The fluorescence output is stored in the form of chromatograms:

This system can identify approximately 10,000 bases per day, in contrast to approximately 50,000 bases per year that a skilled operator can identify using the manual methods like chemical cleavage and enzymatic methods. Sequencing rates have been further increased by automating the setup of DNA sequencing reactions through the use of robotics and by separating the DNA fragments by capillary electrophoresis.

4. Shotgun sequencing:

This type of sequencing was followed for sequencing genomes because in this method shotgun is utilized to form fragments from whole genome and then they are cloned and cultured. From the cloned sequence, sequencing carried out. After carrying out all the clones, sequence of the original genome was determined. In this method initially a long DNA sequence is broken down into a library of small fragments (0.5 -5.0 kb) produced by restriction enzymes or shear forces.

Then the small fragments are categorized according to their sizes and the appropriate cloning vectors are used to clone the fragments and produce multiple copies. The small cloned fragments are randomly selected and sequenced by dideoxy fluorescent sequencing technique using dye primers to label cloned fragments. Gel electrophoresis separates fragments by size. This step also removes the vector DNA from the cloned labeled fragments.

Labeled fragments are arranged by using PHred / PHrap analysis which is a computer program which determines the sequence of the fragments by examining the overlapped regions of the cloned DNA fragments to give the overall ds DNA sequence.
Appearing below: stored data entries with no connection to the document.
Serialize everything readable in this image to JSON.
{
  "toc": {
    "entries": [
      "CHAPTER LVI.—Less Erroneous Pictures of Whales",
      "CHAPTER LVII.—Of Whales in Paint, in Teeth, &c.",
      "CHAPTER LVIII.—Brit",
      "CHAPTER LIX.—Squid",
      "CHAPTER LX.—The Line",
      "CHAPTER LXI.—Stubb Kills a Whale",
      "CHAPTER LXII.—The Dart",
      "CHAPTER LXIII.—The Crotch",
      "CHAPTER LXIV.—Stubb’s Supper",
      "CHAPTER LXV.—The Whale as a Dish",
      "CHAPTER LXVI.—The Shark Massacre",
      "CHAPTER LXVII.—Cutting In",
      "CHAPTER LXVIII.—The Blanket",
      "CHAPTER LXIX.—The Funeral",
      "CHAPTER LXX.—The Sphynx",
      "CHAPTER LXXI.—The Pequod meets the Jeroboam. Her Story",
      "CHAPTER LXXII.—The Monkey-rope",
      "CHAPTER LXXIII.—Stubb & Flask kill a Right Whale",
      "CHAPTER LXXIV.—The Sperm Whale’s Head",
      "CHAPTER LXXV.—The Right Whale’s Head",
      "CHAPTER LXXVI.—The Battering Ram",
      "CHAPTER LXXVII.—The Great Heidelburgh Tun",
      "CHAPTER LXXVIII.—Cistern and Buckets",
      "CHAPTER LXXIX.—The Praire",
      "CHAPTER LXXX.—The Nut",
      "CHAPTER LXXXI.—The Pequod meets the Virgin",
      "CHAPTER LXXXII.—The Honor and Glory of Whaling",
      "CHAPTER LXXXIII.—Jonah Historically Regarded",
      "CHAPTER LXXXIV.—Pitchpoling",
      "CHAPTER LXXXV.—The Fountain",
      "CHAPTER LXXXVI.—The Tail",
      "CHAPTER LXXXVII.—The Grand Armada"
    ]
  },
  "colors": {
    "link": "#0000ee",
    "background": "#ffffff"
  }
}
The gap (no overlap) and single stranded portions in the DNA sequence is filled by either direct sequencing by using primer or using the best fit pieces from the library of cloned fragments.

4. Cycle Sequencing:

Cycle sequencing is a simple method in which successive rounds of denaturation, annealing and extension in a thermal cycler result in linear amplification of extension products. The products are then loaded onto a gel or injected into a capillary. All current ABI Prism DNA sequencing kits use cycle sequencing protocols.

Advantages of cycle sequencing:

Protocols are robust and easy to perform.
Cycle sequencing requires much less template DNA than single-temperature extension methods.
Cycle sequencing is more convenient than traditional single-temperature labeling methods that require a chemical denaturation step for double-stranded templates.
High temperatures reduce secondary structure, allowing for more complete extension.
High temperatures reduce secondary primer-to-template annealing.
The same protocol is used for both single-stranded and double stranded DNA.
The protocols work well for direct sequencing of PCR products.
Difficult templates such as Bacterial Artificial Chromosomes (BAC) can be sequenced.

RNA SEQUENCING:

RNA may be rapidly sequenced by only a slight modification of DNA sequencing procedures. The RNA to be sequenced is transcribed into a complementary strand of DNA (cDNA) through the action of RNA directed DNA polymerase also known as reverse transcriptase. The resulting cDNA may then be sequenced by either the chemical cleavage or the chain terminator method.